I love playing Wordle.
When I guessed PLANT on my second try, I was elated.
I had so many things on my “to-do” list but I decided to set the list aside and headed to the local nursery to look for colorful plants instead. I looked forward to spending time in the warm sunshine, digging in the dirt, and creating something worthy of spring, after all, PLANT was the wordle of the day!
When I got to the parking lot I realized others had the same idea.
As I walked up and down the aisles filled with little sprigs of color, I noticed that the clearance rack was full of the assorted pansies I was hoping to get I picked out four six-packs, then added two hanging baskets and a garden trowel to my cart.
I didn’t really have a plan, just the desire to plant something that would survive the summer and my ‘not-so-green’ thumb.
Last year was our first summer here in TN. Our move from Southern CA had been a huge transition, and occasionally I found myself wondering why we decided to make the cross country move to the land flowing with sweet tea and biscuits.
It is hard to know what to say when asked if I am adjusting.
It wasn’t just the move from my home state, it was moving away from several of our kids and grandkids. The youngest of our six kids was the only one still in the nest. Since he was turning 21 and didn’t want to leave the CA, he decided to not make the move with us.
It was the first time in over 34 years to not have kiddos in our home. That was the bigger adjustment for me, it just happened at the exact time we moved. I wondered if the best years of my life had already been lived. The nest was not only empty, it echoed.
As trite as the sentiment is to “Bloom where you are planted”, it actually holds a lot of truth. The need to be PLANTed was becoming more evident.
But, moving when you are older isn’t always easy. You have your favorite stores, produce markets, gatherings. Even the roads you take to see the people you love become so familiar you can almost set your car on cruise control. It is easy to feel comfortable, even when the container becomes a bit cramped.
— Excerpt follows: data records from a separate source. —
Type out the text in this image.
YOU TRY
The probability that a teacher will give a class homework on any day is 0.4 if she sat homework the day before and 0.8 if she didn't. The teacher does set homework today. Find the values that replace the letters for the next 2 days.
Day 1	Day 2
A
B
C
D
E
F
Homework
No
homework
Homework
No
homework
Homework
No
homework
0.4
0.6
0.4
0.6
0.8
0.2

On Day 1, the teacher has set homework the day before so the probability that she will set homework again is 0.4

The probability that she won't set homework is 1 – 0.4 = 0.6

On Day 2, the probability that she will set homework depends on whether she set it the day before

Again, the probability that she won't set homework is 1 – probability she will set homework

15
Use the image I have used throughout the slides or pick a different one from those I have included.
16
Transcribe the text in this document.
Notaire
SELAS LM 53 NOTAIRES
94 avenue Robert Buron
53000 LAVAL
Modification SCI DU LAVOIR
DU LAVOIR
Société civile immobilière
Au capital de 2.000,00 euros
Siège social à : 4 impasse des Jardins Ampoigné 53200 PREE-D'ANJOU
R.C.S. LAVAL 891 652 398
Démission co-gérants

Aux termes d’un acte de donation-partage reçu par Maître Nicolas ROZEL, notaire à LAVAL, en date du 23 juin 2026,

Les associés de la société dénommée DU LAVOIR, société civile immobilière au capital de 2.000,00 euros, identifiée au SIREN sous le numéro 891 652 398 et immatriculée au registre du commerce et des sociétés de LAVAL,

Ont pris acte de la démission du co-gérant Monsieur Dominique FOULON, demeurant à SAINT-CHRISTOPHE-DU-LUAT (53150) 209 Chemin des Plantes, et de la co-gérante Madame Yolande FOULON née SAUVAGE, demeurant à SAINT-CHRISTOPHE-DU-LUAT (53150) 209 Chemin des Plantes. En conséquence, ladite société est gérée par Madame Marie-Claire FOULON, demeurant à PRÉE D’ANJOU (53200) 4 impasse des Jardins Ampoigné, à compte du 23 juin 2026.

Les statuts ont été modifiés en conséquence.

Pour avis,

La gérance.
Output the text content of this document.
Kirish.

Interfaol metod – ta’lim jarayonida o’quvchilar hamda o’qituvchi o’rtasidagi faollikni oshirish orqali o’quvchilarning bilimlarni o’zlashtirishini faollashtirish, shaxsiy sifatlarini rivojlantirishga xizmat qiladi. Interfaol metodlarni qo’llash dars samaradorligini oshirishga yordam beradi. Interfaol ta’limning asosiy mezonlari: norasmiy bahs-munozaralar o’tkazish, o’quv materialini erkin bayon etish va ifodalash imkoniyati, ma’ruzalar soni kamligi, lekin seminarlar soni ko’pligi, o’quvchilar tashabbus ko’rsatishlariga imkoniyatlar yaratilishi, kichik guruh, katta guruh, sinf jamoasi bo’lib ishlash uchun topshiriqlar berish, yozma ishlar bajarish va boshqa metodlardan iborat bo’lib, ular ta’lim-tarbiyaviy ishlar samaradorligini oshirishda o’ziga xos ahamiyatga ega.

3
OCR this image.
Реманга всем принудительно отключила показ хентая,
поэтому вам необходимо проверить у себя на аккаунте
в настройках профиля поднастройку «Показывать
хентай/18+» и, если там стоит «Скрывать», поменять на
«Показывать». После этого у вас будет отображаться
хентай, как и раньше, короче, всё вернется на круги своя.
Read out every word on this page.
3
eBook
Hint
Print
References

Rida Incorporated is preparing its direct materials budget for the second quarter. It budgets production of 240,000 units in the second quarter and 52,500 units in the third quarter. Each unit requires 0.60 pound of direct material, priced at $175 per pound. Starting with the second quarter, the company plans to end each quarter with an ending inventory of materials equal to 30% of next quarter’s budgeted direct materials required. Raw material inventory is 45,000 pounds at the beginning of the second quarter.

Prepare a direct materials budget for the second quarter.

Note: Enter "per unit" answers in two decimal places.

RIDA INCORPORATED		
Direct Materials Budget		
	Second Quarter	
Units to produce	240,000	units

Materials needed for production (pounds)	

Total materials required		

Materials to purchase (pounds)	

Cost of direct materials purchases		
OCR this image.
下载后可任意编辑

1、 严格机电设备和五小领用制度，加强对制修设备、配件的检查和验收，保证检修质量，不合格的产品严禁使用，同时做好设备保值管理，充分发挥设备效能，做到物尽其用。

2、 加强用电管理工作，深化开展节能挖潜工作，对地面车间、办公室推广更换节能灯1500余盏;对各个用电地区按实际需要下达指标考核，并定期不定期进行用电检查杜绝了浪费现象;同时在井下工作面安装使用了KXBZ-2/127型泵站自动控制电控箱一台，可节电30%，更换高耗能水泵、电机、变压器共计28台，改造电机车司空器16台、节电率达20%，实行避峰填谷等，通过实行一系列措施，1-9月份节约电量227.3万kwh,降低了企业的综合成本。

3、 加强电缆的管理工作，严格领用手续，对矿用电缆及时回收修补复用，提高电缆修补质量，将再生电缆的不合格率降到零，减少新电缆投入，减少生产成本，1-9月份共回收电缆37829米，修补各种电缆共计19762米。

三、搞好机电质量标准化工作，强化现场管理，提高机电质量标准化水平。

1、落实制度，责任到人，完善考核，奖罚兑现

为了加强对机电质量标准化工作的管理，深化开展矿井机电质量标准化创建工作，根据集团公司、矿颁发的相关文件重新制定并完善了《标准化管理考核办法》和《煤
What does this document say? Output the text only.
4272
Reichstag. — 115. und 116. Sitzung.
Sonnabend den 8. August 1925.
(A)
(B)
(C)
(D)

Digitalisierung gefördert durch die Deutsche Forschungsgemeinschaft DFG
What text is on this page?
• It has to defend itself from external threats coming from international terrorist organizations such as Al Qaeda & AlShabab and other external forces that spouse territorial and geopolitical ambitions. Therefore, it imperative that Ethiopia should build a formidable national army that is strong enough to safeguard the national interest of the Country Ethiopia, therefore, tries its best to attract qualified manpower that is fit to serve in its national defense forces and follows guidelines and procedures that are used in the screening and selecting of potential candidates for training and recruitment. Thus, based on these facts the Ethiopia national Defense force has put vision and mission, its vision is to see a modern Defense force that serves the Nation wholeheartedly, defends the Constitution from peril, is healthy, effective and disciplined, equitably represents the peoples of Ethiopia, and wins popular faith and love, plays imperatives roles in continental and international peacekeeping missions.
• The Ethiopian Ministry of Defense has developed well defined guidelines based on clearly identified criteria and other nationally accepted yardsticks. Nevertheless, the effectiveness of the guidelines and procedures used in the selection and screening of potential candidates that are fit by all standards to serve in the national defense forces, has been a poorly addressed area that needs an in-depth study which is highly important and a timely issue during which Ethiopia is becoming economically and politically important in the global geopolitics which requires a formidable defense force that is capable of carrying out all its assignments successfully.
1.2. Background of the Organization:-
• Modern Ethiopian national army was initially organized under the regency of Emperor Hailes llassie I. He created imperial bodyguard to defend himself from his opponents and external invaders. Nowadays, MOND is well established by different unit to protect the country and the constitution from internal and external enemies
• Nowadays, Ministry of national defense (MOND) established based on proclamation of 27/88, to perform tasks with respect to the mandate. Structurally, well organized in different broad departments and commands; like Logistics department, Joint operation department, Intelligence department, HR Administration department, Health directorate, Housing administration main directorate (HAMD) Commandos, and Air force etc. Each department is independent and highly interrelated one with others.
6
After I arrived home with my flat of flora, I changed into my overalls, grabbed the garden trowel, and carefully began pulling each little plant from the packaging.
The plants looked great, some had even begun to flower. But the roots!
A swirl of white threads coiled around the inside of each cell in the small container. I needed to do more than just dig a hole and put the flowers in.
They were root-bound, which means the roots had grown around themselves in a circular pattern as if they had been in a tiny whirlpool. The plants were not going to thrive and chances are they might have not survived the season if I hadn’t broken the roots in half from top to bottom, carefully releasing the established pattern so the roots could grow down and out.
Each plant needed that extra step of care in order to produce what it was capable of.
I sat on the grass, looking at one of the purple pansies in my hand.
I was just like that little plant.
Moved from one place to another.
But, more than that, I was root-bound.
I needed to trust the hands of the Master Gardener to break the familiar patterns that kept me from growing roots deep and wide. I needed to be willing to leave the container I had been accustomed to and allow fresh soil to provide the nutrients I needed to grow.
What about you? Have you started planting flowers?
Have you felt root-bound from time to time?
Maybe it is time to break free, start fresh, and not just bloom, but really flourish, where you are planted.
God writes the Gospel not in the Bible alone, but also on trees, and in the flowers and clouds and stars.